Data treatment
Recently, the Spanish Data Protection Agency through the Sanctioning Procedure with number of file EXP202204530 imposed a €10,000 fine for a natural person for publishing on social networks, specifically on Facebook, a video lasting one minute and thirty-five seconds, where a person appeared in a state of intoxication that led to multiple comments and shares. As a result of this sanctioning procedure and others published by the Control Authority There is debate about whether or not this fact constitutes the application of the General Data Protection Regulation 2016/679 based on the provisions of article 2.2-C thereof..
The General Data Protection Regulation 2016/679 establishes in its article 2.2-C the following; “This Regulation does not apply to the processing of personal data carried out by a natural person in the exercise of exclusively personal or domestic activities.”
Does sharing content on social networks fall within domestic and/or personal activity?
Yes, but with nuances.

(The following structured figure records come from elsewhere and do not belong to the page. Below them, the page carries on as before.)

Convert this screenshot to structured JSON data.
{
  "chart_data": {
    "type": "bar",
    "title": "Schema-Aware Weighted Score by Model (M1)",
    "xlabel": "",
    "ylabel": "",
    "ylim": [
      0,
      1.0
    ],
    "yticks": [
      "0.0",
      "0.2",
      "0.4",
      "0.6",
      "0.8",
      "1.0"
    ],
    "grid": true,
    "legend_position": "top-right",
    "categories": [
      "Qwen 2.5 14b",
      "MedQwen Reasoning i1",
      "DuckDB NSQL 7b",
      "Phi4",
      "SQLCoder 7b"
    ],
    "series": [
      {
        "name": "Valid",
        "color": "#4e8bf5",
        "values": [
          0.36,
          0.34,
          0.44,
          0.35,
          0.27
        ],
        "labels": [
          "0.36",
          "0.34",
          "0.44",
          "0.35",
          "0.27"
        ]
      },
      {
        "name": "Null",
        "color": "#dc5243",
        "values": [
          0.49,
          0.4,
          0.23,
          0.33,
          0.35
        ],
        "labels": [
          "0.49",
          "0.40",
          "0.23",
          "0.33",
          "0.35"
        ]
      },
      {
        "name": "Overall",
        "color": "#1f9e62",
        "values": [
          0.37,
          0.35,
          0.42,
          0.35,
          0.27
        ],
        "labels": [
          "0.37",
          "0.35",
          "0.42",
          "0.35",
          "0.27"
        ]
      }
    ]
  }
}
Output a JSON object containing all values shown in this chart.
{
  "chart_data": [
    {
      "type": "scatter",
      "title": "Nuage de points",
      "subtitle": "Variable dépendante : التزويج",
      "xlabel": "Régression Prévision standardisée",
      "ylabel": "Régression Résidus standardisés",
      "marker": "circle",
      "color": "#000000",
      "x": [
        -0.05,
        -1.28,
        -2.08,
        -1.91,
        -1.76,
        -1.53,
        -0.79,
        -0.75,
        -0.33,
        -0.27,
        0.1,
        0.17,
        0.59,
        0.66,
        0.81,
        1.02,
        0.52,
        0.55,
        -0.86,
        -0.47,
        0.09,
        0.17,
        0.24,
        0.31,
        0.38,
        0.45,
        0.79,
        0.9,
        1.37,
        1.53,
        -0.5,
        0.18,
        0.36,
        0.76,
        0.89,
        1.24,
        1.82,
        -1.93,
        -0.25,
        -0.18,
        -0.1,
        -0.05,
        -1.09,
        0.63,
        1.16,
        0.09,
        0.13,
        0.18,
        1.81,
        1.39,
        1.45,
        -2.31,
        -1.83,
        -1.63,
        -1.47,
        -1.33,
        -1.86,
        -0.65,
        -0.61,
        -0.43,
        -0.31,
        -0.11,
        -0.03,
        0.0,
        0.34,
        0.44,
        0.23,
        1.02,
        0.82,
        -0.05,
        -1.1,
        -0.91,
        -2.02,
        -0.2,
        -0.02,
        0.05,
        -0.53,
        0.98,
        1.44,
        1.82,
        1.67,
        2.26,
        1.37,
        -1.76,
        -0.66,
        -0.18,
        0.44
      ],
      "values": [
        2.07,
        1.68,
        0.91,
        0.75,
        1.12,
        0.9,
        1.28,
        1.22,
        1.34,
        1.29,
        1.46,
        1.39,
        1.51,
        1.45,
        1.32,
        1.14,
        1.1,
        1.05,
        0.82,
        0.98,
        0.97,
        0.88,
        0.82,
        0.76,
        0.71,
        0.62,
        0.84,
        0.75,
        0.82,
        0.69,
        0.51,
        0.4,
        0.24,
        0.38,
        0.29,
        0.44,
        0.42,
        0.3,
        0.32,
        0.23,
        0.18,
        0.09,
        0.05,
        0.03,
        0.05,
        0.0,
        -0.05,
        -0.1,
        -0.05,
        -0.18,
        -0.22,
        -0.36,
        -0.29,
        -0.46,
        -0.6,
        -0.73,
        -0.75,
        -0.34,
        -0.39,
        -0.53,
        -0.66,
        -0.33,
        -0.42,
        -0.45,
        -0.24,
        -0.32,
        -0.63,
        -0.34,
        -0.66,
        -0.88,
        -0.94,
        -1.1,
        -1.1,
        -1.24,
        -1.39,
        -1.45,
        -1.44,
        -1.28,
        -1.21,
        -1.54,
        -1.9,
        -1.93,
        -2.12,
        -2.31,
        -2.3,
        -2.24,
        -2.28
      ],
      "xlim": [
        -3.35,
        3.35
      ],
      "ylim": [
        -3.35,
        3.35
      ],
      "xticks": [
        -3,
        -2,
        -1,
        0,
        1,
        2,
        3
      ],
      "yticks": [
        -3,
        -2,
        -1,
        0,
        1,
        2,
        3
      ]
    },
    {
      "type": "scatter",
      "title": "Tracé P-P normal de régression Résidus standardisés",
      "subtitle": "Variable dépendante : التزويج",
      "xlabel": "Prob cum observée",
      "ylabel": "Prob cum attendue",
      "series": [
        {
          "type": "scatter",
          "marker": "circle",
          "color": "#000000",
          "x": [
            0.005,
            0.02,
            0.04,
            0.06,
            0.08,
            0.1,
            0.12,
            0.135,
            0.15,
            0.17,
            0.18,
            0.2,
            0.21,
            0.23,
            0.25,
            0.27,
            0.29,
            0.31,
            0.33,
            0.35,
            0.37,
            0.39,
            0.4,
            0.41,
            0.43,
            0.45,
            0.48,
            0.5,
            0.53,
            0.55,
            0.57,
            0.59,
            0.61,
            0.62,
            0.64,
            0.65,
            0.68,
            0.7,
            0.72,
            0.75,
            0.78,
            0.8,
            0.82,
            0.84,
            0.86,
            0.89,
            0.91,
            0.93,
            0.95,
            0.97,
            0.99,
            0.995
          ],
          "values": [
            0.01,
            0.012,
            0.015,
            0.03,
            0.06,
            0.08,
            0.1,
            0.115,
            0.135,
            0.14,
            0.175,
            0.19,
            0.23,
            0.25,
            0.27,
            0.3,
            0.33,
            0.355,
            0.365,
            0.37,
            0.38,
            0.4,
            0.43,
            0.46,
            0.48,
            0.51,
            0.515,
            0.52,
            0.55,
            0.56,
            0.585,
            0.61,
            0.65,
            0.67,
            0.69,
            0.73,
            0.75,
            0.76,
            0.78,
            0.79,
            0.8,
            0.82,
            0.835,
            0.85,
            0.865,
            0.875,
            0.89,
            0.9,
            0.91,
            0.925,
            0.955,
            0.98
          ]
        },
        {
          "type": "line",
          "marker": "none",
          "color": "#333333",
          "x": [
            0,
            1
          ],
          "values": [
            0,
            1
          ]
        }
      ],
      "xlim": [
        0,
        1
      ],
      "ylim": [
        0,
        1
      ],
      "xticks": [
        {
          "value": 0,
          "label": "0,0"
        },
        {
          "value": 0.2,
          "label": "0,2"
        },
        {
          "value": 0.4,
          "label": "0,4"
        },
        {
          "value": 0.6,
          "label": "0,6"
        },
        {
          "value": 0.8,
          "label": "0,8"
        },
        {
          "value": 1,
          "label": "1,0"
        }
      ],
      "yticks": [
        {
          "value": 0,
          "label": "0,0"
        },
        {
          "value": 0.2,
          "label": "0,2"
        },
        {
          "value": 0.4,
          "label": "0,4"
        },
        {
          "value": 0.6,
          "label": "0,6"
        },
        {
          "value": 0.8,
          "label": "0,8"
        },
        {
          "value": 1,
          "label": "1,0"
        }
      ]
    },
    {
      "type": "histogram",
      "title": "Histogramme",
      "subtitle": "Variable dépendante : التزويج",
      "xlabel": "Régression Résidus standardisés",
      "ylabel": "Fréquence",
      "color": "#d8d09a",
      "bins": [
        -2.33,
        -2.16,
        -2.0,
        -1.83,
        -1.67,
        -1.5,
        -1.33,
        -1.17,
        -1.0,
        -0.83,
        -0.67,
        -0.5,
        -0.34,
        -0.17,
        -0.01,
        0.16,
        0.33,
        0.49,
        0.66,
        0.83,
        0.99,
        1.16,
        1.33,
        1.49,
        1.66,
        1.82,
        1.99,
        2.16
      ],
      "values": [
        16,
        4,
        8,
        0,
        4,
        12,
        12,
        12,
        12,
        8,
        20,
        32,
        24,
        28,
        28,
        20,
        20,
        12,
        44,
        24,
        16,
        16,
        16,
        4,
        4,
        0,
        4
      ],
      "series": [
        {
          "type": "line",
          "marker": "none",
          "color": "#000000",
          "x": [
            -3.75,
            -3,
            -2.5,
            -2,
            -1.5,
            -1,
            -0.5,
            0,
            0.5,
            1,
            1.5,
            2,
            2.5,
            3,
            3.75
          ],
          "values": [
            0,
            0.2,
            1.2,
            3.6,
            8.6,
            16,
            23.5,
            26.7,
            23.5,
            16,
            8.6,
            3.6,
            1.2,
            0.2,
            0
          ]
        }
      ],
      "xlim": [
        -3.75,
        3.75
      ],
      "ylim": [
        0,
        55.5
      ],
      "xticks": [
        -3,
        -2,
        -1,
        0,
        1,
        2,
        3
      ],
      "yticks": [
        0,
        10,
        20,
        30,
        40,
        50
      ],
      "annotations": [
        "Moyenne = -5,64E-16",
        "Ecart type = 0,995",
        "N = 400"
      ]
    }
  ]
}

As a general rule, when we use social networks (Instagram, Facebook, Twitter...), we do not request the consent of our friends or families to upload content to them, whether images or photographs, because it would be practically impossible to control all these authorizations, and therefore Therefore, the European regulations themselves introduced this exception in article 2.2-C of the RGPD 2016/679.
It is important to know that Not all the content we share on social networks is under the umbrella of article 2.2-C of the General Data Protection Regulation 2016/679 and therefore, sharing certain content can lead to the application of European regulations and, consequently, the Spanish Data Protection Agency acting as a Control Authority.
The General Data Protection Regulation (GDPR) applies to the processing of all information relating to an identified or identifiable natural person, understanding that someone is identifiable when your identity can be determined directly or indirectly, in particular by means of an identifier, such as a name, an identification number, location data, an online identifier or one or more elements specific to physical, physiological, genetic, mental identity , economic, cultural or social of said person.
Therefore, to the extent that the images and videos that we share on social networks allow us to identify the affected people and are not applied to the same digital parameters that prevent their identification (for example: pixelated or masks), these will remain within the scope of data protection regulations, which will mean that the individual who captures and disseminates the images is considered responsible for the treatment and requires one of the bases of legality or legitimation of those provided for in article 6 RGPD, among which, in these cases, that of consent could be applied.
When does the domestic and/or personal exception not apply?
To do this, we have to go to jurisprudence and resolutions and opinions of the Control Authorities.
- Court of Justice of the European Union (CJEU), in its ruling on the issue C – 25/17, July 10, 2018.
The CJEU points out, on the one hand, that the expression "personal or domestic" refers to the activity of the person who processes the personal data, not to the person whose data is processed. On the other hand, it is understood that the exception must be interpreted in the sense that it contemplates only activities that fall within the framework of the private or family life of individuals.
In this regard, it does not consider that an activity is exclusively personal or domestic when its purpose is to allow an indeterminate number of people access to personal data or when the activity extends, even in part, to public space and is, therefore, , directed towards the outside of the private sphere of the person who processes the data.
- European Data Protection Committee (CEPD), in its Guide 2/2019 for the processing of personal data through video devices.
The CEPD determines that the so-called domestic exception, in the context of image capture, should be interpreted restrictively, including only activities that are carried out in the course of the private or family life of individuals, which is clearly not the case with the processing of personal data that involves publication on the Internet so that the data is accessible to an indefinite number of people.
- Legal Report 0615/2008 of the Spanish Data Protection Agency.
The Agency has been pointing out that for us to be faced with domestic exclusion, what is relevant is that it is an activity typical of a personal or family relationship, comparable to what could be carried out without the use of the Internet, so It will not be those cases in which the publication is made on a page that is freely accessible to anyone. or when the high number of people invited to contact said page is indicative that said activity extends beyond what is typical of said area.
In short, one might think based on their interpretation that, in cases such as those analyzed in this article, in which the images captured by individuals end up in the hands of an undetermined number of people, the domestic exception would not apply, therefore, in the absence of consent from the affected people for its collection and dissemination, the regulations on data protection would be violated.
Over the last few years we have had various examples that have been subject to sanction by the control authorities, and which have not been exempt from controversy. For example, several buttons:
- Sanction Austrian Data Protection Authority of €11,000 to a coach for recording players in the shower for years.
- AEPD sanctions an individual with a fine of €2,000 for recording with his mobile phone, from his home, a police officer who was carrying out a performance in the street, and disseminating it through WhatsApp without consent.
- Sanction of the AEPD of €10,000 to an individual for publishing, in the WhatsApp "status", intimate photos and conversations of a third party without their consent.
Don't miss all the latest news on Data Protection & Regulatory Compliance from the best professionals in the sector in our Professional Master in Compliance & Data Protection Management.